What would schools do if all of the sudden there wasn't any more paper? Can a teacher teach without handing out a single piece of paper? Can students learn without scribbling on paper? How would they learn? Abe Lincoln learned his lessons with a piece of coal and a shovel. For years, students had personal blackboards upon which to do their assignments. These things would be, at best, a replacement for paper. And even a laptop for every student would be no better than a shovel and coal if all that it was used for were things that could have been done with the shovel and a piece of coal.

The Numbers

With a little research, I discovered that some teachers are given paper allotments for the entire year at their school sites. Let's say that in a school of 100 teachers, each teacher gets a 50-ream allotment.
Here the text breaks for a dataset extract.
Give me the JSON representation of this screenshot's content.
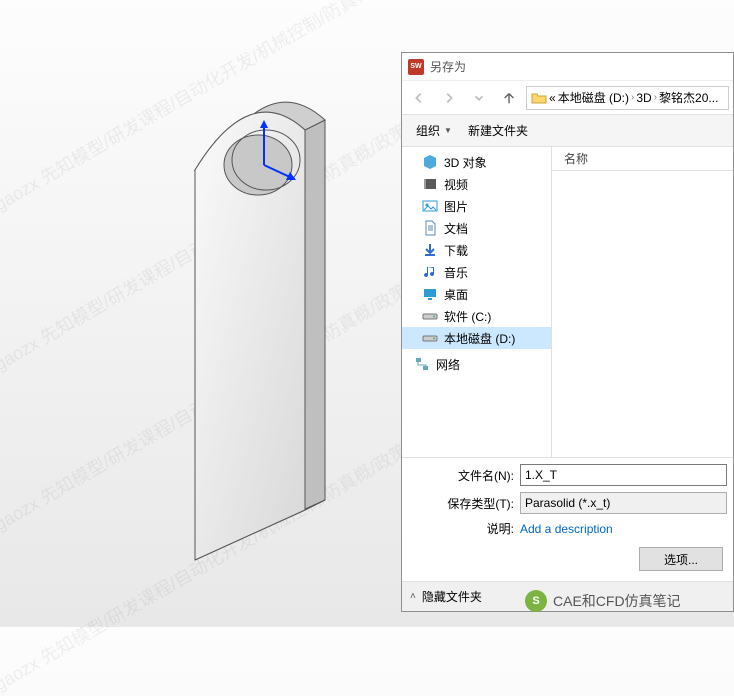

Each ream holds 500 sheets, so per teacher, that would be 25,000 pieces of paper. In a class of 30 students that is 833 pieces of paper per student per year. This would mean at a school of 100 teachers, that school would use 250,000 piece of paper annually. With that, a school like this would spend approximately $7,500 per year on printing on this paper and paper itself costs $25,000, not to mention costs of copy toner and service agreements. So, I'm thinking that every school could use an extra $30,000 to $50,000. Perhaps this would be enough to invest in technology that inscribes indelible information in the brain instead of on paper.

Paperless Learning

Today, my son, Gideon got an education that did not involve him manipulating one sheet of paper. He spent the day at an engineering consultant firm and learned firsthand the process of building bridges, roads, and interchanges. They showed him the plans for their projects and then went out around San Antonio to show them the finished products. Frankly, I ask him everyday how his day went and today was the first day in a long time that he was enthused and willing to talk to me about it. I think the last time that happened, Gideon was six years old.

He was definitely more excited to learn about engineering in this way than he would have been if he just read about it. Maybe Robert Marzano got it right when he stated that students need to have experiences rather than just read about them.

Imagine how different schools would have to be if paper did not exist:

  • What changes would that make on how teachers teach?
  • How would students learn differently?
  • What changes would that make in the economy of school (aside from the correction fluid, pencil, and eraser companies that would go out of business)?
  • What would replace the crisis of the copy machine jam?

Most importantly of all, what would replace paper as the lifeblood of schools? I'm interested in reading your answers to these questions.